His offence is punishable by 14 years’ imprisonment and a HK$5 million fine.

Chan had little to say in mitigation, except to ask his lawyer Ronny Leung to remind the court he had a clean record and had been remanded since Hong Kong police arrested him immediately after his admission on March 13, 2018 – the same day Taiwanese authorities found Poon’s decomposed body.

The case has sparked a bitter row in the city over human rights and bringing fugitives to justice.

If the proposed amendment passes, Hong Kong would be able to hand over fugitives to jurisdictions with which it has no extradition deal, including mainland China, Macau and Taiwan.

The government has promised to consider each case carefully and reject any surrender request that does not meet legal requirements, but critics fear Beijing may abuse the new arrangement to target political activists.

On Monday afternoon, 12 pan-democratic lawmakers held a press conference urging the government to scrap the bill.

Council Front lawmaker Claudia Mo Man-ching said the government had been given more time to handle the controversy, as Chan was sentenced to 29 months in jail.

Mo, who convenes meetings among the pan-democrats, urged the chief executive to meet them as soon as possible “before things deteriorate”.

Dennis Kwok of the Civic Party said the government had about half a year to scrap the existing bill and consider other, less contentious options.

“The government should make good use of the extra time and listen to different solutions,” Kwok said.

Lawmaker Priscilla Leung Mei-fun of the pro-establishment Business and Professionals Alliance advised the government to explain the bill better to the public so that lawmakers could address the concerns through amendments.

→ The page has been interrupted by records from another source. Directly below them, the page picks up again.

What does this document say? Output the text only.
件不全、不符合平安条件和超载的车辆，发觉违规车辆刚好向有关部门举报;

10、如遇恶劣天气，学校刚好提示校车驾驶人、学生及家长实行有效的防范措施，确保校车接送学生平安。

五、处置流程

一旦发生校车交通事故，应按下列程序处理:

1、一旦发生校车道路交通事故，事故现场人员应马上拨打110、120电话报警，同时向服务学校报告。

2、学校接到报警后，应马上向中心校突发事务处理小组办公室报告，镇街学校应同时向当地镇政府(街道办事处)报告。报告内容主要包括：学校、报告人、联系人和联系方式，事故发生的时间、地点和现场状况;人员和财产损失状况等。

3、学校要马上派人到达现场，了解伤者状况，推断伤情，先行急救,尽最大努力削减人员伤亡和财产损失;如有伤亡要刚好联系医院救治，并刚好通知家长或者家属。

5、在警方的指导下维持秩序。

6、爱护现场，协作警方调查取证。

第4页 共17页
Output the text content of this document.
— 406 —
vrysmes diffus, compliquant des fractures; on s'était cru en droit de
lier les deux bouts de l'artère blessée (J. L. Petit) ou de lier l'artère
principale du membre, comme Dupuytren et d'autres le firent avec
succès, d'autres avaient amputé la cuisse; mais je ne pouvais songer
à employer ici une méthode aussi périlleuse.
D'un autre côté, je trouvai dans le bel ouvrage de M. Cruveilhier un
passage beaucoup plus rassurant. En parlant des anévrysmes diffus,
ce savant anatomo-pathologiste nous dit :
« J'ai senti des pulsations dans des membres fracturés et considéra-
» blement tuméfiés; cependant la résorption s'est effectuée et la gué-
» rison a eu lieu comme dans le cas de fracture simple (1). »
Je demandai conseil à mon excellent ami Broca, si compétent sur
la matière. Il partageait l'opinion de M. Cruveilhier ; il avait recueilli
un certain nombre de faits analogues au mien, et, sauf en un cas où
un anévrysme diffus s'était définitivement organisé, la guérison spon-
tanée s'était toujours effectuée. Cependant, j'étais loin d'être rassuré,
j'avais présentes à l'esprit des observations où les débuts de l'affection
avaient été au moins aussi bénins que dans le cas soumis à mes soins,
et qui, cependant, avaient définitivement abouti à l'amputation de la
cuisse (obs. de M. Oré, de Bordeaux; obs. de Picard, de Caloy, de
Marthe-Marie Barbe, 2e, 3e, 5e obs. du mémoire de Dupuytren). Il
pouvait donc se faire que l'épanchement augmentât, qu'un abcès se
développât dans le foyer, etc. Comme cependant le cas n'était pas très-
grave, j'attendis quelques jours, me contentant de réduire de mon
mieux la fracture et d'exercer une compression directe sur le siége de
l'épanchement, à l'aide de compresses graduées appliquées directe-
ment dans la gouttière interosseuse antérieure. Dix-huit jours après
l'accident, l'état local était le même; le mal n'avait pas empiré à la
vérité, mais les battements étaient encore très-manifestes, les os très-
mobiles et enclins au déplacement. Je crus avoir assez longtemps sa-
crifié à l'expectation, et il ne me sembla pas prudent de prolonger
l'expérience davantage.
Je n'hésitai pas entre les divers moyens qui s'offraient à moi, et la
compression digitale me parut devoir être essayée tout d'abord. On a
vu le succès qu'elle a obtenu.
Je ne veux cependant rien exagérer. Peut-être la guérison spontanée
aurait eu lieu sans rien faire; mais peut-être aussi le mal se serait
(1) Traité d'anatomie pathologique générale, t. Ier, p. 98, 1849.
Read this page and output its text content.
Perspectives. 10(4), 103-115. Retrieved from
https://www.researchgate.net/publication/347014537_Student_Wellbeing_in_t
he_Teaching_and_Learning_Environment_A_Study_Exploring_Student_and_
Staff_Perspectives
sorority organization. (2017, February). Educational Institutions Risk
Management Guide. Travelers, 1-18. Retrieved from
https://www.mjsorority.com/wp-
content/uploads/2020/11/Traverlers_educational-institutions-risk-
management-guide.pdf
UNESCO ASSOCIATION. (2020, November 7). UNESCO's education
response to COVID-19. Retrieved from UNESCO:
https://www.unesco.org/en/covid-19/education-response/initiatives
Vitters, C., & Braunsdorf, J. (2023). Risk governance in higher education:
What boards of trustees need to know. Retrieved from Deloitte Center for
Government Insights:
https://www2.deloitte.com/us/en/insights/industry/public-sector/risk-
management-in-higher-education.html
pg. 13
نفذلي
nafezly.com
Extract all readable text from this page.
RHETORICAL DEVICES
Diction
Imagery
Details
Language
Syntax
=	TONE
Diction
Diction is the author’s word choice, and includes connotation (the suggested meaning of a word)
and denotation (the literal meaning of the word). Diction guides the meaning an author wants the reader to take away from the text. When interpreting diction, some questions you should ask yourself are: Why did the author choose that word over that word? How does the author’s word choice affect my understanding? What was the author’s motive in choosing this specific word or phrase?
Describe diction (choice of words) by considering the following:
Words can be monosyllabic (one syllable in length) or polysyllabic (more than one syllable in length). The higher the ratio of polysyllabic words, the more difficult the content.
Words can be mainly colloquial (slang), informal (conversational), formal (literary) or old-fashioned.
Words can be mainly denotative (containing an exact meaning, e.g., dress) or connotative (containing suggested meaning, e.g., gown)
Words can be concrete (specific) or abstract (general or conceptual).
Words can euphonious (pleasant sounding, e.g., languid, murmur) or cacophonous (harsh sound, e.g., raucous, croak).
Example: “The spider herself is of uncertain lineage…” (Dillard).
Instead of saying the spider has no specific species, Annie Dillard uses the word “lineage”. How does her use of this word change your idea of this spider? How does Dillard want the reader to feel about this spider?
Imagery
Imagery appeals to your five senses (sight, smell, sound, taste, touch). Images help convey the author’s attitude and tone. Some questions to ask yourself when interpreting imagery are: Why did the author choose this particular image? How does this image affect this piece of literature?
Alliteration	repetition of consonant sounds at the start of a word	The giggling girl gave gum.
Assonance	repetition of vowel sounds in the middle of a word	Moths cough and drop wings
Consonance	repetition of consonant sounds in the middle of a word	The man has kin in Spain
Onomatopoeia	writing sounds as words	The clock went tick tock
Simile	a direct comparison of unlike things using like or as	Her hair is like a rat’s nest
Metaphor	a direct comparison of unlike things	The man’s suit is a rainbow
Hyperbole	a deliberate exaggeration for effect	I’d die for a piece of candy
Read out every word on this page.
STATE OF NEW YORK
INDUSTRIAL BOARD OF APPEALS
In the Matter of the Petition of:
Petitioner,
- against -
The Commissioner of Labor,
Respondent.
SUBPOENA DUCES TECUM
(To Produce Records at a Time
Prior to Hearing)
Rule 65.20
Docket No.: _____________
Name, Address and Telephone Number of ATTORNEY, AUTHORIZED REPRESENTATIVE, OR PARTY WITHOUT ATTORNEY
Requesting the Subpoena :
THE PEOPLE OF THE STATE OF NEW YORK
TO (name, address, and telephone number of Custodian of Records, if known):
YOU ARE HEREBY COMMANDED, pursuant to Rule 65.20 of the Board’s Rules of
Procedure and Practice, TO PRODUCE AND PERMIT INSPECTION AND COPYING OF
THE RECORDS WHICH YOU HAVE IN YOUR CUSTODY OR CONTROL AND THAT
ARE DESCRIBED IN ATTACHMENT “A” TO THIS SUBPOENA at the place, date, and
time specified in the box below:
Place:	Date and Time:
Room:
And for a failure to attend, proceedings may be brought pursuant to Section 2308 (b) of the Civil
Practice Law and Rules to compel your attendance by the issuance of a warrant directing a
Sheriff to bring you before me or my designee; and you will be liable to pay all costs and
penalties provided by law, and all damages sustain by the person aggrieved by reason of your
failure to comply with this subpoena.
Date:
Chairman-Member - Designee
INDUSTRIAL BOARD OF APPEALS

“That includes special protections for Hongkongers, if they are to be transferred and tried in another jurisdiction,” Leung said.

The Civil Human Rights Front, which organised Sunday’s march against the bill, said it would not back down from its plan to “surround Legco” next.

“If Carrie Lam’s government is unwilling to retract [the bill] … we will escalate our actions,” the front’s vice-chairman Figo Chan Ho-hang said.

Also on Monday, a 19-year-old woman, surnamed Zhou, from mainland China was detained by police on suspicion of taking pictures inside Chan’s sentencing court.

Photography is prohibited in Hong Kong courts.

Under the Summary Offences Ordinance, offenders can face a HK$250 fine.